Monday-Tuesday 8-9 February 2010:  I've been lashing and unlashing and then re-lashing the stems. Actually mostly the bow plate. The stern looks good. But I think the keelson has just the slightest bit of corkscrewing in the last 12 to 16 inches approaching the bow plate. It isn't noticable until I try to line the bow plate up with the laser. I'm probably just obsessing over a pretty insignificant deviation. But I've been thinking it would be wise to put some pegs in the gunwales and chines anyway just to really lock things down. I don't want the stress from pulling the skin tight to move anything around up there. So I cut off most of the bow plate lashings, lined things up as best I can, drilled a quarter inch hole through the gunwales and pegged them to the bow plate with an oak dowel and some titebond II glue.  Pegged the gunwales at the stern similarly and will peg the chines too before re-lashing everything.

Looking at the stems, it occurs to me now that it might have been better to let the plates continue forward in line with the bottom of the keelson for a couple inches and then round up to the line up to the bow.
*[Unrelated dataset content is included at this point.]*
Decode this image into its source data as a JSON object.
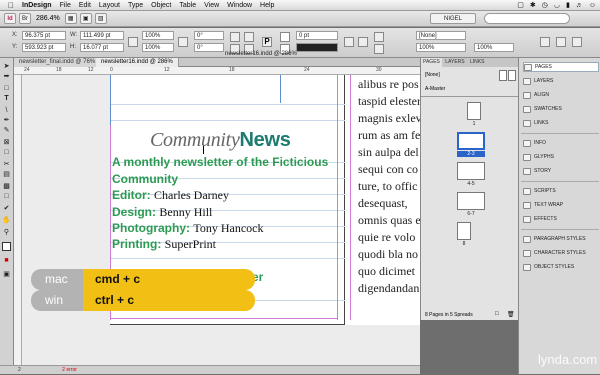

That would have avoided having a sharp angle where the stem plates meet the keelson and also avoided that slightly weak looking triangle of plywood there. I'm almost tempted to cut the plates out and redo them. But that would waste wood and the plates as they are very much in the spirit of many other sea riders as shown on yostwerks.com. So I think I'll leave them alone and make that fix on the next boat!

Late Tuesday night I cut up panels of 1 inch silvered insulating foam and built a small steam box that is long enough to steam oak strips for laminating a masik to replace the top of frame 4.

Sunday, February 7, 2010

cutting the stem plates



sunday 7 february 2010: By last night I had finished lashing all the frame to stringer connections I can access without removing the frame from the strongback. So today I began to tackle cutting and shaping the bow and stern plates. I cut a strip 6 inches wide across the width of my sheet of 12 mm okuome and roughed out the basic outlines, cut the plates out on the bandsaw did final fitting. I drew the outlines of the chines and gunwales onto the plates and then marked and drilled holes for the lashings. The holes are all 1/4 inch.

I drilled shallow holes into the keelson and plate bottoms to accept 1/4 inch oak dowels to lock the alignment of the plates to the keelson when the lashings are pulled tight.



After rounding over all the sharp edges on the router table, I lightly sanded the plates and then sealed them in epoxy. I think next time, I'll just skip the epoxy seal of the plywood pieces and just oil them along with the rest of the frame.



It only stopped snowing around sunset Saturday after dropping about 24 inches of heavy, wet snow. So I also spent about 4 hours  today removing what must have been a couple of tons of snow from the street in front of my house along with digging out and clearing katinka, though ain't nobody going nowhere right now given the road conditions.